Bracket orders are powerful psychological tools:

  • You can’t second-guess yourself (no manual exit)
  • You can’t hold losers hoping (stop is automatic)
  • You can’t miss targets (take profit is automatic)
  • You can focus on the next trade (this one is handled)

Professional traders use bracket orders because they work. The discipline and automation create better trading outcomes.

The Takeaway

A bracket order is your trading insurance policy and your discipline enforcer. Set it correctly, and you’ve removed the hardest part of trading — staying with the plan during emotional moments.

Make bracket orders your default order type. Set good risk-reward setups, use proper position sizing, and let the system do its job. That’s how you build consistent profits.

Common Questions

How does a bracket order work?

You place one entry order, which automatically triggers both a stop loss and a take profit order. When one of them is hit, the other cancels. No more manual management.

What's the difference between bracket and OCO?

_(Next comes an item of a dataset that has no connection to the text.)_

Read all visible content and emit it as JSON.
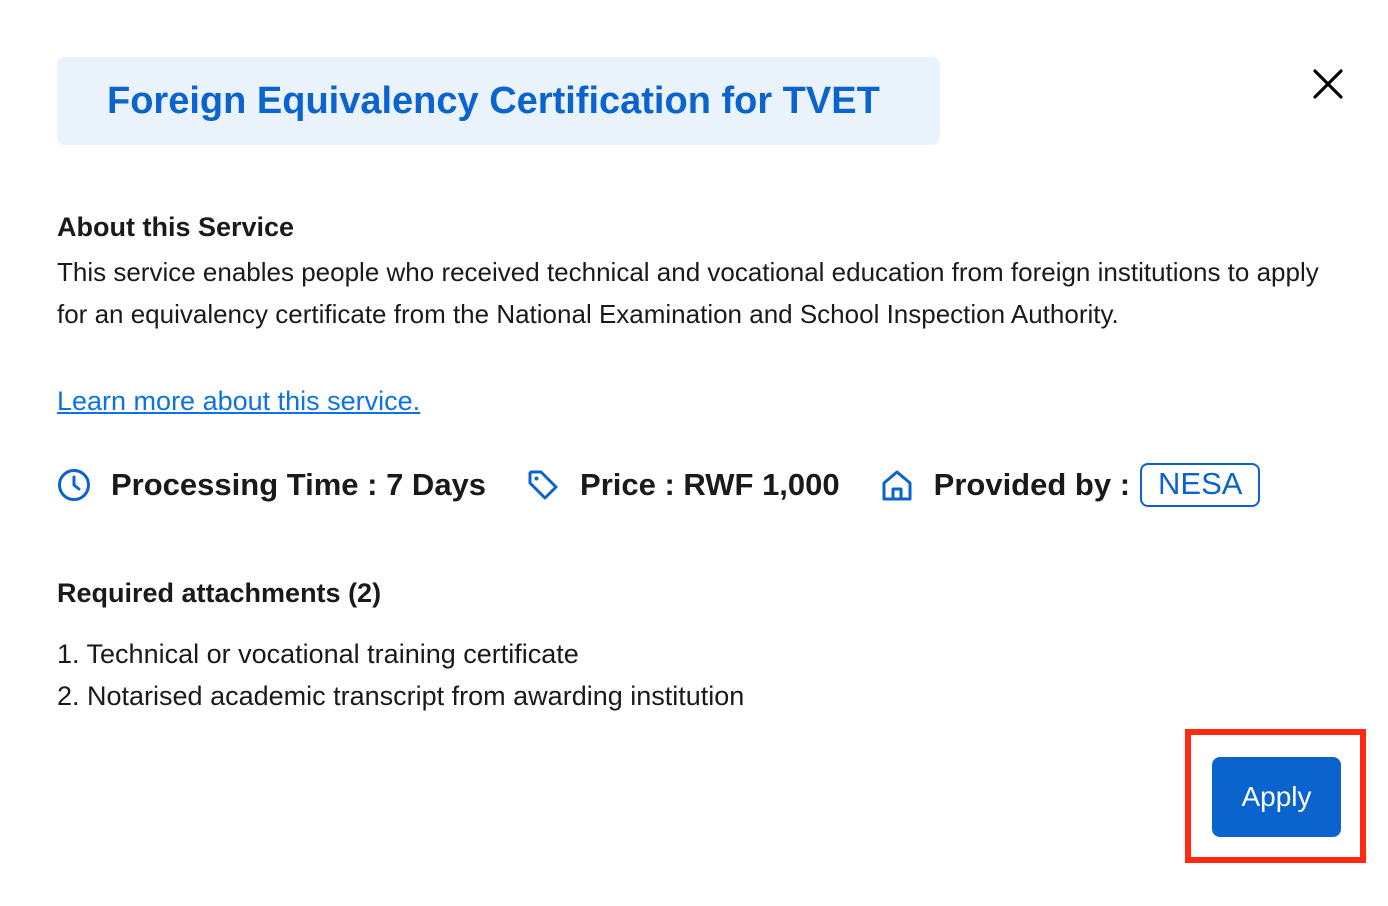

Bracket = entry + stop + target (three orders). OCO (One-Cancels-Other) = two orders, one cancels if other is filled. Bracket is entry-specific; OCO is more flexible.

Can I adjust a bracket order after entry?

Yes. Most brokers let you modify the stop loss, target, or both. But the goal is to set it and forget it, removing emotion.

What happens if neither the stop nor target is hit?

The orders stay active until you manually cancel them or they expire (if time-based). Most traders set a time stop (exit after 4 hours, end of day, etc.).

Are bracket orders available on all brokers?

Most modern brokers support bracket orders (MT4, MT5, cTrader). Check your broker's capabilities. Forex brokers almost always support them.